YOU EXPRESSLY UNDERSTAND AND AGREE THAT ETRUST, ITS EMPLOYEES, DISTRIBUTORS, DIRECTORS, AND AGENTS SHALL NOT BE LIABLE FOR ANY DIRECT, INDIRECT, INCIDENTAL, SPECIAL, CONSEQUENTIAL OR EXEMPLARY DAMAGES, INCLUDING BUT NOT LIMITED TO, DAMAGES FOR LOSS OF PROFITS, GOODWILL, USE, DATA OR OTHER INTANGIBLE LOSSES (EVEN IF ETRUST HAS BEEN ADVISED OF THE POSSIBILITY OF SUCH DAMAGES), RESULTING FROM:

 

a) THE USE OR THE INABILITY TO USE THE SERVICE;

 

 

b) THE COST OF PROCUREMENT OF SUBSTITUTE GOODS AND SERVICES RESULTING FROM ANY GOODS, DATA, INFORMATION OR SERVICES PURCHASED OR OBTAINED OR MESSAGES RECEIVED OR TRANSACTIONS ENTERED INTO THROUGH OR FROM THE SERVICE;

 

 

c) UNAUTHORISED ACCESS TO OR ALTERATION OF YOUR TRANSMISSIONS OR DATA;

 

 

d) STATEMENTS OR CONDUCT OF ANY THIRD PARTY ON THE SERVICE; OR

 

 

e) ANY OTHER MATTER RELATING TO THE SERVICE. ETRUST DOES NOT CARRY OUT ANY INVESTIGATION AS TO WHETHER YOU ARE ENTITLED TO APPLY FOR THE ETRUST SERVICE. BY LICENSING THE ETRUST MARK WE ARE NOT ACKNOWLEDGING THAT YOU HAVE ANY RIGHTS IN ETRUST. YOU AGREE THAT IN NO EVENT SHALL OUR MAXIMUM LIABILITY, TOGETHER WITH THE MAXIMUM LIABILITY OF OUR SUBSIDIARIES, AFFILIATES, OFFICERS, EMPLOYEES, AGENTS, RESELLER AND RESELLER REPRESENTATIVES, CO-BRANDERS OR OTHER PARTNERS, UNDER THIS AGREEMENT FOR ANY MATTER EXCEED AN AGGREGATE OF FIFTY UNITED STATES DOLLARS (US $50).

 

 

10. Cancellation

 

You may cancel your eTrust service at any time prior to renewal. Partial refunds are not issued, and your eTrust service will be terminated at the next renewal interval. 

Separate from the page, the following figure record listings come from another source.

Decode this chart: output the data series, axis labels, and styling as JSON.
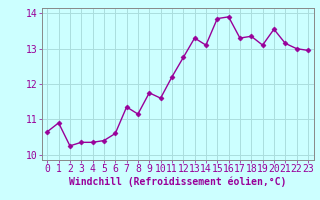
{
  "x": [
    0,
    1,
    2,
    3,
    4,
    5,
    6,
    7,
    8,
    9,
    10,
    11,
    12,
    13,
    14,
    15,
    16,
    17,
    18,
    19,
    20,
    21,
    22,
    23
  ],
  "y": [
    10.65,
    10.9,
    10.25,
    10.35,
    10.35,
    10.4,
    10.6,
    11.35,
    11.15,
    11.75,
    11.6,
    12.2,
    12.75,
    13.3,
    13.1,
    13.85,
    13.9,
    13.3,
    13.35,
    13.1,
    13.55,
    13.15,
    13.0,
    12.95
  ],
  "line_color": "#990099",
  "marker": "D",
  "marker_size": 2.5,
  "bg_color": "#ccffff",
  "grid_color": "#aadddd",
  "xlabel": "Windchill (Refroidissement éolien,°C)",
  "xlim": [
    -0.5,
    23.5
  ],
  "ylim": [
    9.85,
    14.15
  ],
  "yticks": [
    10,
    11,
    12,
    13,
    14
  ],
  "xticks": [
    0,
    1,
    2,
    3,
    4,
    5,
    6,
    7,
    8,
    9,
    10,
    11,
    12,
    13,
    14,
    15,
    16,
    17,
    18,
    19,
    20,
    21,
    22,
    23
  ],
  "xlabel_fontsize": 7,
  "tick_fontsize": 7,
  "line_width": 1.0,
  "spine_color": "#888888"
}
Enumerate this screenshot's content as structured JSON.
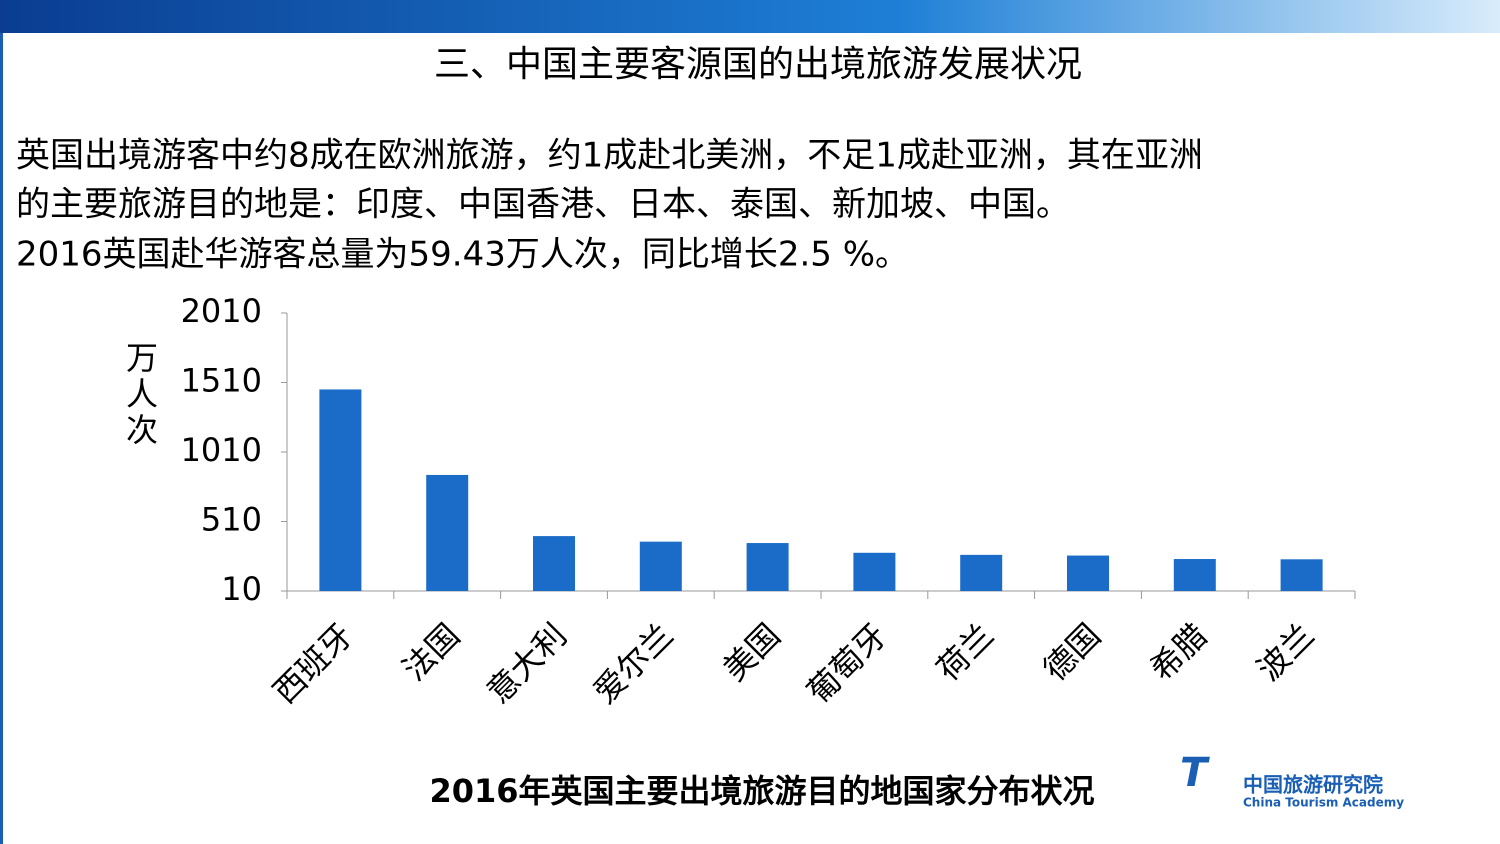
{
  "slide": {
    "heading": "三、中国主要客源国的出境旅游发展状况",
    "lines": [
      "英国出境游客中约8成在欧洲旅游，约1成赴北美洲，不足1成赴亚洲，其在亚洲",
      "的主要旅游目的地是：印度、中国香港、日本、泰国、新加坡、中国。",
      "2016英国赴华游客总量为59.43万人次，同比增长2.5 %。"
    ],
    "logo_name": "中国旅游研究院",
    "logo_english": "China Tourism Academy"
  },
  "chart_data": {
    "type": "bar",
    "title": "2016年英国主要出境旅游目的地国家分布状况",
    "y_label": "万人次",
    "categories": [
      "西班牙",
      "法国",
      "意大利",
      "爱尔兰",
      "美国",
      "葡萄牙",
      "荷兰",
      "德国",
      "希腊",
      "波兰"
    ],
    "values": [
      1460,
      845,
      405,
      365,
      355,
      285,
      270,
      265,
      240,
      238
    ],
    "color": "#1a6cc8",
    "ylim": [
      10,
      2010
    ],
    "yticks": [
      10,
      510,
      1010,
      1510,
      2010
    ],
    "grid": false
  }
}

Cancellation based on changes or availability of the US Safe Harbor program, or failure to certify, are subject to the same conditions, and refunds will not be issued after eTrust initial certification.

 

11. INTELLECTUAL PROPERTY

 

 

A. Licensee acknowledges that, as between the parties, eTrust is the sole and exclusive owner of the worldwide rights to all trademarks, service marks, certification marks, copyrights, rights of affiliation and publicity, moral rights and other intellectual property rights of any kind in the eTrust Mark(s).

 

 

12. GENERAL INFORMATION

 

 

The Agreement constitutes the entire agreement between the Licensee and eTrust and governs your use of the eTrust Service, superseding any prior agreements. Additional or different terms and conditions may apply when you use affiliated websites, third-party content, or third-party software. Interpretations of the Agreement and determinations that you have breached the Agreement will be made at our reasonable discretion and based on facts known to us.

 

 

eTrust Safe Harbor related services are also governed by this agreement.

 

The company is responsible for filings with the Department of Commerce and payment of associated fees.

 

You agree to submit to the personal and exclusive jurisdiction of the law courts located in England and Wales for any claim or dispute with eTrust or any of its subsidiaries, affiliates, officers, agents, or employees.

 

Our failure to enforce any right under this Agreement will not waive that right. If any provision of this Agreement is invalid, the Agreement should be interpreted to affect the intent of the parties, and the remaining provisions will remain in effect.

 

You must file any claim or suit related to the Service within one (1) year after it arises.

 

The section titles in this Agreement are for convenience only and have no substantive effect.